AS Godwin's law itself clarifies:

Godwin put forth the sarcastic observation that, given enough time, all discussions—regardless of topic or scope—inevitably end up being about Hitler and the Nazis.


There's one feature I wish Google would add - the ability to manually blacklist sites from the search results.


Why can't Google hire a crap load of people to manually sift through the most common queries and identify the spam and penalize those sites?

Google is worth billions. They could easily afford to hire 10,000 people to do this full time and it would completely transform their results.


Even if Google is imperfect, a curated list of links doesn't need to be any better. Duck Duck Go is basically Google (well, Bing) plus a blacklist. SEO takes time, so this should be pretty effective.

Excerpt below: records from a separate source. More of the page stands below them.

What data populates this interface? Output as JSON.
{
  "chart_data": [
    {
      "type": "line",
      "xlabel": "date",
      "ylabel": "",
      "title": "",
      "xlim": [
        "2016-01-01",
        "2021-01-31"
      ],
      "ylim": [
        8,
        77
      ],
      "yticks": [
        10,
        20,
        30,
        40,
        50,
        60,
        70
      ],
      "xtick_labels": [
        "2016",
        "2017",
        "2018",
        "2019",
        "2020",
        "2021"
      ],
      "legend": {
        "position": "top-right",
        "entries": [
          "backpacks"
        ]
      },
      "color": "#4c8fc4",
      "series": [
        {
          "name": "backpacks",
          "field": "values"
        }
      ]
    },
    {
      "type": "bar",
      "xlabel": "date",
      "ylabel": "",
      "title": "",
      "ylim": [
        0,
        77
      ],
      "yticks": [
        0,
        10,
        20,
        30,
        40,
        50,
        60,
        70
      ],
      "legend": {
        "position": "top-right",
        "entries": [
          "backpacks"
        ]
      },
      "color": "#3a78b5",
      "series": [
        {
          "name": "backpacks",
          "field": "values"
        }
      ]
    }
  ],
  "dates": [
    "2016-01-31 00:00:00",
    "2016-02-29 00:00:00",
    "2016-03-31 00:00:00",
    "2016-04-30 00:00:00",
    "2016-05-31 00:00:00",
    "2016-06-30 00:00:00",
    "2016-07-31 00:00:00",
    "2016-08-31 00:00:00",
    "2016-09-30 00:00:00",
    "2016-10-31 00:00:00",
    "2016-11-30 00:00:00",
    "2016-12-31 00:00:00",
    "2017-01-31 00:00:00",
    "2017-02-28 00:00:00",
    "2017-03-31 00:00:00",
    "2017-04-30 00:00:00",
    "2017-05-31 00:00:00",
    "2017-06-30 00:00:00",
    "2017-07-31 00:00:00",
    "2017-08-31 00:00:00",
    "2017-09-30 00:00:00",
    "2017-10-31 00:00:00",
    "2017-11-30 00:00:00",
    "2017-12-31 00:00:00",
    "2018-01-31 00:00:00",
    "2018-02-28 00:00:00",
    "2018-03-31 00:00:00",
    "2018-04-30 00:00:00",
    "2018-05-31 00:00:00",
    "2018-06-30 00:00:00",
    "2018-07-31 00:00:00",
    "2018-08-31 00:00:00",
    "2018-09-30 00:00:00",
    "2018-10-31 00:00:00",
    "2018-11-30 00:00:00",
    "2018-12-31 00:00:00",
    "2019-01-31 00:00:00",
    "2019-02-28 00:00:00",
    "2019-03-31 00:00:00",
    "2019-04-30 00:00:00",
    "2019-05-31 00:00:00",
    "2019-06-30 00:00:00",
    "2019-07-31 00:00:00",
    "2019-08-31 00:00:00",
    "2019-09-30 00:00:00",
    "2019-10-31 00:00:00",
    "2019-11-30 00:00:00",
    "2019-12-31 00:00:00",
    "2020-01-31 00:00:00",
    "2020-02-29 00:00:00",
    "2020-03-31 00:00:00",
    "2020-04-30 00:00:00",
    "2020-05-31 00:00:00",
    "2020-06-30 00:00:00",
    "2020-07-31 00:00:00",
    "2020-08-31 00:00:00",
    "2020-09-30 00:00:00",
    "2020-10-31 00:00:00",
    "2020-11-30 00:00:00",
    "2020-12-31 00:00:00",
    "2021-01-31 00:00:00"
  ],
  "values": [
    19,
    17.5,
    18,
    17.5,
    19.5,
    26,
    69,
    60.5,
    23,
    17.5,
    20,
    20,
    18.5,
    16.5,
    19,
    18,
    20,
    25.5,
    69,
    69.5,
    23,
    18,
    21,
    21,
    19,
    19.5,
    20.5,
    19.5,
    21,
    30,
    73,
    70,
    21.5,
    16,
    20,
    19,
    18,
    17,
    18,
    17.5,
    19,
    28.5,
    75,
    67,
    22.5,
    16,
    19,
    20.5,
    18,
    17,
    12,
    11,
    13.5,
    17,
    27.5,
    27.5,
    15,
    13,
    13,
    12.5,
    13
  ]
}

To everyone talking about "sentiment analysis": that's not easy. Sentences like "John has stupidly said foo[1], and even went so far as to say bar[2] (which was demolished by Jane[3] and Jan[4]); he's now capitulated[5]" would be quite difficult to parse. The following articles may also be instructive: all by the same author, all quite critical, but with links with quite different intentions.

http://scienceblogs.com/goodmath/2009/05/dembski_responds.ph... http://scienceblogs.com/goodmath/2009/12/id_garbage_csi_as_n... http://scienceblogs.com/goodmath/2009/08/quick_critique_demb...

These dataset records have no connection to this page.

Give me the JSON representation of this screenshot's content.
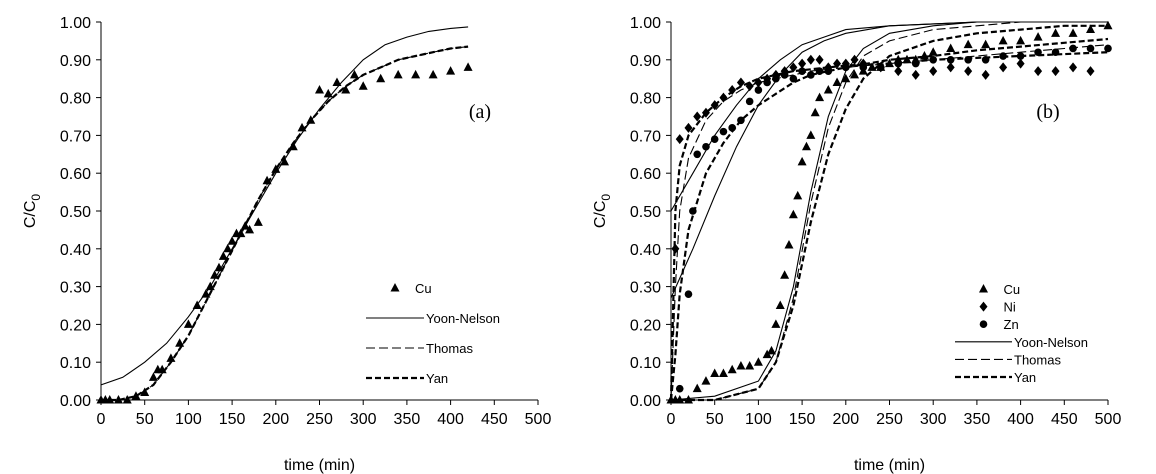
{
  "chart_data": [
    {
      "type": "scatter",
      "panel_label": "(a)",
      "xlabel": "time (min)",
      "ylabel": "C/C",
      "ylabel_sub": "0",
      "xlim": [
        0,
        500
      ],
      "ylim": [
        0,
        1
      ],
      "xticks": [
        0,
        50,
        100,
        150,
        200,
        250,
        300,
        350,
        400,
        450,
        500
      ],
      "yticks": [
        0.0,
        0.1,
        0.2,
        0.3,
        0.4,
        0.5,
        0.6,
        0.7,
        0.8,
        0.9,
        1.0
      ],
      "ytick_labels": [
        "0.00",
        "0.10",
        "0.20",
        "0.30",
        "0.40",
        "0.50",
        "0.60",
        "0.70",
        "0.80",
        "0.90",
        "1.00"
      ],
      "grid": false,
      "legend_position": "bottom-right",
      "legend": [
        {
          "label": "Cu",
          "kind": "triangle"
        },
        {
          "label": "Yoon-Nelson",
          "kind": "solid"
        },
        {
          "label": "Thomas",
          "kind": "dashed"
        },
        {
          "label": "Yan",
          "kind": "bolddash"
        }
      ],
      "series": [
        {
          "name": "Cu",
          "kind": "triangle",
          "x": [
            0,
            5,
            10,
            20,
            30,
            40,
            50,
            60,
            65,
            70,
            80,
            90,
            100,
            110,
            120,
            125,
            130,
            135,
            140,
            145,
            150,
            155,
            160,
            165,
            170,
            180,
            190,
            200,
            210,
            220,
            230,
            240,
            250,
            260,
            270,
            280,
            290,
            300,
            320,
            340,
            360,
            380,
            400,
            420
          ],
          "y": [
            0.0,
            0.0,
            0.0,
            0.0,
            0.0,
            0.01,
            0.02,
            0.06,
            0.08,
            0.08,
            0.11,
            0.15,
            0.2,
            0.25,
            0.28,
            0.3,
            0.33,
            0.35,
            0.38,
            0.4,
            0.42,
            0.44,
            0.44,
            0.46,
            0.45,
            0.47,
            0.58,
            0.61,
            0.63,
            0.67,
            0.72,
            0.74,
            0.82,
            0.81,
            0.84,
            0.82,
            0.86,
            0.83,
            0.85,
            0.86,
            0.86,
            0.86,
            0.87,
            0.88
          ]
        },
        {
          "name": "Yoon-Nelson",
          "kind": "solid",
          "x": [
            0,
            25,
            50,
            75,
            100,
            125,
            150,
            175,
            200,
            225,
            250,
            275,
            300,
            325,
            350,
            375,
            400,
            420
          ],
          "y": [
            0.04,
            0.06,
            0.1,
            0.15,
            0.22,
            0.3,
            0.4,
            0.5,
            0.6,
            0.69,
            0.77,
            0.84,
            0.9,
            0.94,
            0.96,
            0.975,
            0.983,
            0.987
          ]
        },
        {
          "name": "Thomas",
          "kind": "dashed",
          "x": [
            0,
            20,
            40,
            60,
            80,
            100,
            120,
            140,
            160,
            180,
            200,
            220,
            240,
            260,
            280,
            300,
            320,
            340,
            360,
            380,
            400,
            420
          ],
          "y": [
            0.0,
            0.0,
            0.01,
            0.04,
            0.1,
            0.17,
            0.26,
            0.35,
            0.44,
            0.53,
            0.61,
            0.68,
            0.74,
            0.79,
            0.83,
            0.86,
            0.88,
            0.9,
            0.91,
            0.92,
            0.93,
            0.935
          ]
        },
        {
          "name": "Yan",
          "kind": "bolddash",
          "x": [
            0,
            20,
            40,
            60,
            80,
            100,
            120,
            140,
            160,
            180,
            200,
            220,
            240,
            260,
            280,
            300,
            320,
            340,
            360,
            380,
            400,
            420
          ],
          "y": [
            0.0,
            0.0,
            0.01,
            0.04,
            0.1,
            0.17,
            0.26,
            0.35,
            0.44,
            0.53,
            0.61,
            0.68,
            0.74,
            0.79,
            0.83,
            0.86,
            0.88,
            0.9,
            0.91,
            0.92,
            0.93,
            0.935
          ]
        }
      ]
    },
    {
      "type": "scatter",
      "panel_label": "(b)",
      "xlabel": "time (min)",
      "ylabel": "C/C",
      "ylabel_sub": "0",
      "xlim": [
        0,
        500
      ],
      "ylim": [
        0,
        1
      ],
      "xticks": [
        0,
        50,
        100,
        150,
        200,
        250,
        300,
        350,
        400,
        450,
        500
      ],
      "yticks": [
        0.0,
        0.1,
        0.2,
        0.3,
        0.4,
        0.5,
        0.6,
        0.7,
        0.8,
        0.9,
        1.0
      ],
      "ytick_labels": [
        "0.00",
        "0.10",
        "0.20",
        "0.30",
        "0.40",
        "0.50",
        "0.60",
        "0.70",
        "0.80",
        "0.90",
        "1.00"
      ],
      "grid": false,
      "legend_position": "bottom-right",
      "legend": [
        {
          "label": "Cu",
          "kind": "triangle"
        },
        {
          "label": "Ni",
          "kind": "diamond"
        },
        {
          "label": "Zn",
          "kind": "circle"
        },
        {
          "label": "Yoon-Nelson",
          "kind": "solid"
        },
        {
          "label": "Thomas",
          "kind": "dashed"
        },
        {
          "label": "Yan",
          "kind": "bolddash"
        }
      ],
      "series": [
        {
          "name": "Cu",
          "kind": "triangle",
          "x": [
            0,
            5,
            10,
            20,
            30,
            40,
            50,
            60,
            70,
            80,
            90,
            100,
            110,
            115,
            120,
            125,
            130,
            135,
            140,
            145,
            150,
            155,
            160,
            165,
            170,
            180,
            190,
            200,
            210,
            220,
            230,
            240,
            250,
            260,
            270,
            280,
            290,
            300,
            320,
            340,
            360,
            380,
            400,
            420,
            440,
            460,
            480,
            500
          ],
          "y": [
            0.0,
            0.0,
            0.0,
            0.0,
            0.03,
            0.05,
            0.07,
            0.07,
            0.08,
            0.09,
            0.09,
            0.1,
            0.12,
            0.13,
            0.2,
            0.25,
            0.33,
            0.41,
            0.49,
            0.54,
            0.63,
            0.67,
            0.7,
            0.76,
            0.8,
            0.82,
            0.84,
            0.85,
            0.86,
            0.87,
            0.88,
            0.88,
            0.89,
            0.9,
            0.9,
            0.9,
            0.91,
            0.92,
            0.93,
            0.94,
            0.94,
            0.95,
            0.95,
            0.96,
            0.97,
            0.97,
            0.98,
            0.99
          ]
        },
        {
          "name": "Ni",
          "kind": "diamond",
          "x": [
            5,
            10,
            20,
            30,
            40,
            50,
            60,
            70,
            80,
            90,
            100,
            110,
            120,
            130,
            140,
            150,
            160,
            170,
            180,
            190,
            200,
            210,
            220,
            240,
            260,
            280,
            300,
            320,
            340,
            360,
            380,
            400,
            420,
            440,
            460,
            480
          ],
          "y": [
            0.4,
            0.69,
            0.72,
            0.75,
            0.76,
            0.78,
            0.8,
            0.82,
            0.84,
            0.83,
            0.84,
            0.85,
            0.86,
            0.87,
            0.88,
            0.89,
            0.9,
            0.9,
            0.88,
            0.89,
            0.89,
            0.9,
            0.89,
            0.88,
            0.87,
            0.86,
            0.87,
            0.88,
            0.87,
            0.86,
            0.88,
            0.89,
            0.87,
            0.87,
            0.88,
            0.87
          ]
        },
        {
          "name": "Zn",
          "kind": "circle",
          "x": [
            10,
            20,
            25,
            30,
            40,
            50,
            60,
            70,
            80,
            90,
            100,
            110,
            120,
            130,
            140,
            150,
            160,
            170,
            180,
            200,
            220,
            240,
            260,
            280,
            300,
            320,
            340,
            360,
            380,
            400,
            420,
            440,
            460,
            480,
            500
          ],
          "y": [
            0.03,
            0.28,
            0.5,
            0.65,
            0.67,
            0.69,
            0.71,
            0.72,
            0.74,
            0.79,
            0.82,
            0.84,
            0.85,
            0.86,
            0.85,
            0.87,
            0.86,
            0.87,
            0.87,
            0.88,
            0.88,
            0.88,
            0.89,
            0.89,
            0.9,
            0.9,
            0.9,
            0.9,
            0.91,
            0.91,
            0.92,
            0.92,
            0.93,
            0.93,
            0.93
          ]
        },
        {
          "name": "Yoon-Nelson",
          "kind": "solid",
          "x": [
            0,
            25,
            50,
            75,
            100,
            125,
            150,
            175,
            200,
            250,
            300,
            350,
            400,
            450,
            500
          ],
          "y": [
            0.5,
            0.6,
            0.7,
            0.78,
            0.85,
            0.9,
            0.94,
            0.96,
            0.98,
            0.99,
            0.995,
            1.0,
            1.0,
            1.0,
            1.0
          ]
        },
        {
          "name": "Yoon-Nelson",
          "kind": "solid",
          "x": [
            0,
            25,
            50,
            75,
            100,
            125,
            150,
            175,
            200,
            250,
            300,
            350,
            400,
            450,
            500
          ],
          "y": [
            0.27,
            0.4,
            0.54,
            0.67,
            0.78,
            0.86,
            0.92,
            0.95,
            0.97,
            0.99,
            0.995,
            1.0,
            1.0,
            1.0,
            1.0
          ]
        },
        {
          "name": "Yoon-Nelson",
          "kind": "solid",
          "x": [
            0,
            50,
            100,
            120,
            140,
            160,
            180,
            200,
            220,
            250,
            300,
            350,
            400,
            450,
            500
          ],
          "y": [
            0.0,
            0.01,
            0.05,
            0.13,
            0.3,
            0.55,
            0.75,
            0.87,
            0.93,
            0.97,
            0.99,
            1.0,
            1.0,
            1.0,
            1.0
          ]
        },
        {
          "name": "Thomas",
          "kind": "dashed",
          "x": [
            0,
            5,
            10,
            20,
            40,
            60,
            80,
            100,
            120,
            140,
            160,
            180,
            200,
            250,
            300,
            350,
            400,
            450,
            500
          ],
          "y": [
            0.0,
            0.3,
            0.5,
            0.64,
            0.74,
            0.79,
            0.82,
            0.84,
            0.85,
            0.86,
            0.87,
            0.875,
            0.88,
            0.89,
            0.9,
            0.91,
            0.92,
            0.93,
            0.94
          ]
        },
        {
          "name": "Thomas",
          "kind": "dashed",
          "x": [
            0,
            50,
            100,
            120,
            140,
            160,
            180,
            200,
            220,
            250,
            300,
            350,
            400,
            450,
            500
          ],
          "y": [
            0.0,
            0.0,
            0.03,
            0.1,
            0.27,
            0.52,
            0.72,
            0.84,
            0.91,
            0.95,
            0.98,
            0.99,
            1.0,
            1.0,
            1.0
          ]
        },
        {
          "name": "Yan",
          "kind": "bolddash",
          "x": [
            0,
            5,
            10,
            20,
            40,
            60,
            80,
            100,
            120,
            140,
            160,
            180,
            200,
            250,
            300,
            350,
            400,
            450,
            500
          ],
          "y": [
            0.0,
            0.5,
            0.62,
            0.7,
            0.76,
            0.8,
            0.83,
            0.85,
            0.86,
            0.87,
            0.875,
            0.88,
            0.885,
            0.89,
            0.9,
            0.905,
            0.91,
            0.915,
            0.92
          ]
        },
        {
          "name": "Yan",
          "kind": "bolddash",
          "x": [
            0,
            5,
            10,
            20,
            40,
            60,
            80,
            100,
            120,
            140,
            160,
            180,
            200,
            250,
            300,
            350,
            400,
            450,
            500
          ],
          "y": [
            0.0,
            0.12,
            0.28,
            0.45,
            0.6,
            0.68,
            0.74,
            0.78,
            0.81,
            0.84,
            0.86,
            0.87,
            0.88,
            0.9,
            0.91,
            0.925,
            0.935,
            0.945,
            0.955
          ]
        },
        {
          "name": "Yan",
          "kind": "bolddash",
          "x": [
            0,
            50,
            100,
            120,
            140,
            160,
            180,
            200,
            220,
            250,
            300,
            350,
            400,
            450,
            500
          ],
          "y": [
            0.0,
            0.0,
            0.03,
            0.1,
            0.25,
            0.47,
            0.65,
            0.77,
            0.85,
            0.91,
            0.95,
            0.97,
            0.98,
            0.99,
            0.99
          ]
        }
      ]
    }
  ]
}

>>Algorithmic search is sinking

I think we need better Algorithm.


There is little rigor behind most of the claims of the NYTime story: The targeted site already negates any pagerank benefit of their links (they do implement nofollow), and the definitive example seems to be nothing more than good SEO of the site in question (most of the other front and second page sites are pretty mediocre as well, clearly with little web competition in the keyword space).

In any case, go to a shopping specific (sub)site if shopping. A google search is a terrible way of find either products or retailers.


Note: I do SEO as part of my job, so I know a few tools that can look through this. Google keyword checker gives 590 searches a month for that phrase, so it's not too competitive. I'm sure he ranks for a lot of these tail phrases though.

A lot of his juice comes from every page (seems to be over 10,000 according to Yahoo Site Explorer) on his site linking with good anchor text to every other page. The fact that he ranks so low (on my Google he's number 6 or so) even with this on such an easy term shows something, doesn't it?


So there's some shitty retailer. What does this have to do with algorithmic search?


Well, Google uses algorithms to rank websites; the retailers unprofessional practices are gaming Google's algorithms by increasing the number of inbound links pointing to their site, which increases their page rank on a search return on Google and increases traffic.